Modernists making Church a morality-free zone

Moral theologian: Less prohibitive morality, more accompaniment

South Tyrolean theologian Lintner in an interview with "Der Sonntag": "The Catholic Church has lost a lot of credibility in the area of sexual morality and relationship ethics" - Church must allow people to take responsibility for their own lives

The task of the Church is not so much to moralise, but to support people in their ability to love and relate: This is what the South Tyrolean moral theologian Fr. Martin Lintner OSM (Servites) emphasised this in an interview for the Viennese church newspaper "Der Sonntag" (current issue). In the past, the Church's handling of the topics of sexuality and love had not always been the easiest; too often, various prohibitions and exclusively "regular relationships" - i.e. heterosexual relationships - had been in the foreground. The Church and its leaders must allow people to take responsibility for their own lives, the theologian demanded.


Taking leave of "prohibitive" morals and his Servite habit

Servites




"The Catholic Church has gambled away a lot of credit and lost credibility in the area of sexual morality and relationship ethics," said Lintner, who teaches at the Philosophical-Theological University of Bressanone. He also called the accusation of prohibitive morality "homemade": the Church had simply failed to proclaim the positive and life-affirming contents of its teachings in an inviting and accessible way.

The hotly debated topics of sex, gender and relationships, both in society and within the Church, are also the focus of a current series of events at the Vienna "Akademie am Dom". In four lectures in May, the Brixen moral theologian Lintner, who will speak on "irregular relationships" on 25 May, will be joined by the Viennese religious education teacher Andrea Lehner-Hartmann, the Bonn Old Catholic theologian Andreas Krebs and the Hamburg historian and literary scholar Kai Michel.

Late relaxation

According to Lintner, it was not until the pastoral turn of the Second Vatican Council (1962-65) that relationships, marriage and sexuality became less tense, as the focus shifted to the individual with his or her identity, self-image and moral self-determination. In an interview with "Der Sonntag", the moral theologian named love as the ultimately morally decisive criterion for shaping a relationship. It is a basic attitude and includes "erotic, affective affection as well as the resolute decision of will to commit oneself to a person and to go with him through thick and thin".

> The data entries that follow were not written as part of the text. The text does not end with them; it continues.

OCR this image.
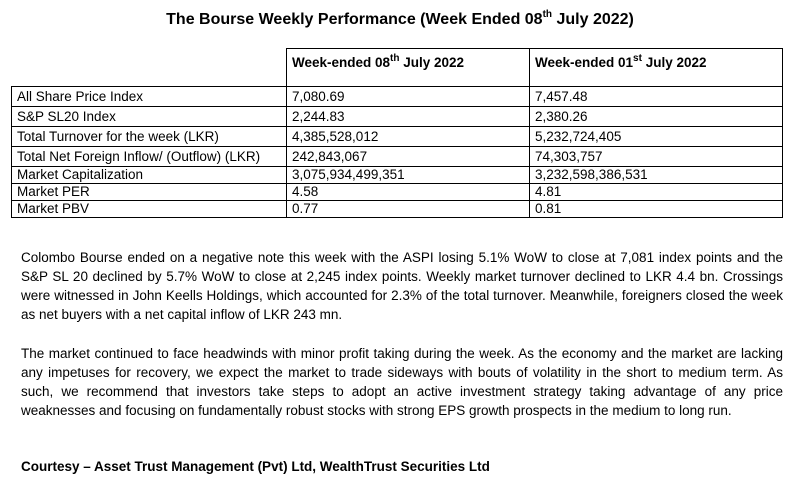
The Bourse Weekly Performance (Week Ended 08th July 2022)
	Week-ended 08th July 2022	Week-ended 01st July 2022
All Share Price Index	7,080.69	7,457.48
S&P SL20 Index	2,244.83	2,380.26
Total Turnover for the week (LKR)	4,385,528,012	5,232,724,405
Total Net Foreign Inflow/ (Outflow) (LKR)	242,843,067	74,303,757
Market Capitalization	3,075,934,499,351	3,232,598,386,531
Market PER	4.58	4.81
Market PBV	0.77	0.81

Colombo Bourse ended on a negative note this week with the ASPI losing 5.1% WoW to close at 7,081 index points and the S&P SL 20 declined by 5.7% WoW to close at 2,245 index points. Weekly market turnover declined to LKR 4.4 bn. Crossings were witnessed in John Keells Holdings, which accounted for 2.3% of the total turnover. Meanwhile, foreigners closed the week as net buyers with a net capital inflow of LKR 243 mn.

The market continued to face headwinds with minor profit taking during the week. As the economy and the market are lacking any impetuses for recovery, we expect the market to trade sideways with bouts of volatility in the short to medium term. As such, we recommend that investors take steps to adopt an active investment strategy taking advantage of any price weaknesses and focusing on fundamentally robust stocks with strong EPS growth prospects in the medium to long run.

Courtesy – Asset Trust Management (Pvt) Ltd, WealthTrust Securities Ltd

However, the Church first had to learn that marriage was a community of love, the moral theologian explained. In the Church's tradition, for example, we often read about sexuality, but little about love: "For centuries, marriage was (...) in the tradition a community of purpose with the aim of producing and bringing up offspring. In addition, since the 4th/5th century, sexuality was seen as something sinful and tolerated within marriage "as a necessary evil". The step of the Second Vatican Council to define marriage "as an intimate communion of life and love" had consequently been a big step, preceded by developments in modern society with the ideal of love marriage.

Lintner was critical of church ideals of relationships: "Human life is too complex to do justice to it with an 'all or nothing', 'black and white' mentality." Thus, the Church should support people in moving towards a relational ideal, but not judge lived reality morally negatively if it does not fully correspond to the ideal.

The terms "regular" and "irregular" relationships should also be urgently reconsidered, Lintner called for. The terms would make a linguistic judgement without saying anything about the quality of the relationships, but only about the external form or conformity of a relationship. "We have to find a form of language that expresses what constitutes the moral and human quality of a relationship, and that is in any case not only the external form," Lintner concluded.